HELOCs are lines of credit, typically in second position.  Clients can draw on the line instantly once the line is established and use the funds for any purpose.  Qualifying for the loan is done up-front and there is no re-qualifying or application to access funds.  Payments during the first 10 years are interest only based on the balance on the line.  So, if there is no balance, there is no payment. For WAFD bank HELOCs, the draw period is 10 years.  After 10 years, the 15 year principal and interest payback period begins.  Some banks offer balloon payment HELOCs where the full balance is due at maturity.  

“If I get in financial difficulty, I can always borrow on my home.”  Borrowing money during tough financial times may not be possible or may be more costly.  But, setting up a Home Equity Line of Credit when you don’t need it, means it is ready for you when you do.  Note, HELOCs require documentation of income, assets, etc. just like your first mortgage.

“I don’t need another payment.”  Remember, HELOCs are a credit line, so there are no payments if you do not have a balance.  Besides, if you use the line to pay off higher interest debt, you would be reducing your payments.  According to the Federal Reserve, the Average Credit Card rates are nearly 20% in 2019. Rates on HELOCs are typically Prime plus a margin from zero to 2%.  Prime as of Oct. 4, 2019 is 5.0%, so HELOC rates are 5%-7% depending on credit, property type, occupancy, etc. 

“Can I get a HELOC on one property to buy another property?”  This is a commonly asked question.  The answer is typically yes.  In fact, Washington Federal even offers HELOCs on investment properties.  So, many investors take a HELOC on one property help them buy another one. Also, some clients want to buy a new home, but their equity is their down payment.  They don’t want to sell first, then rent while they shop for or build a new home.  So, they take out a HELOC in their old home to buy the new one. 

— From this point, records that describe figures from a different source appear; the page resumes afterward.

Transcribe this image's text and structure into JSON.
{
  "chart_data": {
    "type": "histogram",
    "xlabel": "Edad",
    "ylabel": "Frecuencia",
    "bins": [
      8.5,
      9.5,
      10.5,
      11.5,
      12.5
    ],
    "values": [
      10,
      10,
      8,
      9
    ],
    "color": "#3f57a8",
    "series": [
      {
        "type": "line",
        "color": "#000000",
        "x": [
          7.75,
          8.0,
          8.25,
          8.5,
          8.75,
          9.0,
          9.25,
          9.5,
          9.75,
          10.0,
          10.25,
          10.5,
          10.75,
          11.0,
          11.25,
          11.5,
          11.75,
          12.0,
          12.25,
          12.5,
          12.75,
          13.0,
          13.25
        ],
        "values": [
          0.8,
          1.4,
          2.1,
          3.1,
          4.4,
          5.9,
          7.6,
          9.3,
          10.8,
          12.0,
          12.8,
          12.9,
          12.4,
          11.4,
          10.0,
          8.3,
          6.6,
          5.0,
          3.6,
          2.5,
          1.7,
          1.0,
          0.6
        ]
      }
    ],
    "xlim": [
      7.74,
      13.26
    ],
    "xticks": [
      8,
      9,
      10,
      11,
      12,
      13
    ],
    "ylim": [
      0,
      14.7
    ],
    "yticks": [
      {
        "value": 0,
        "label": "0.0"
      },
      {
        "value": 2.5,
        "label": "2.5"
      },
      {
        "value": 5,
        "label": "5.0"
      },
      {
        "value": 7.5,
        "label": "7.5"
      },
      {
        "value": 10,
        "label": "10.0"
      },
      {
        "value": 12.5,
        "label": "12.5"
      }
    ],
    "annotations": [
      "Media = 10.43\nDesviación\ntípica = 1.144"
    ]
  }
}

“Is a HELOC tax deductible?”  Note, the usual caveat; “consult a tax professional.”  The general idea is that interest paid on HELOCs is only tax deductible if you can show that the use of the funds was for improvements to the home (primary or second home).  But, neither is interest on credit cards and other types of consumer debt. 

“Can I use a HELOC to buy out my Ex?”  Yes, buying-out an ex from their interest in a property is a common use of HELOCs.  The great thing about this purpose is that additional principal payments can be made, lowering the minimum payment.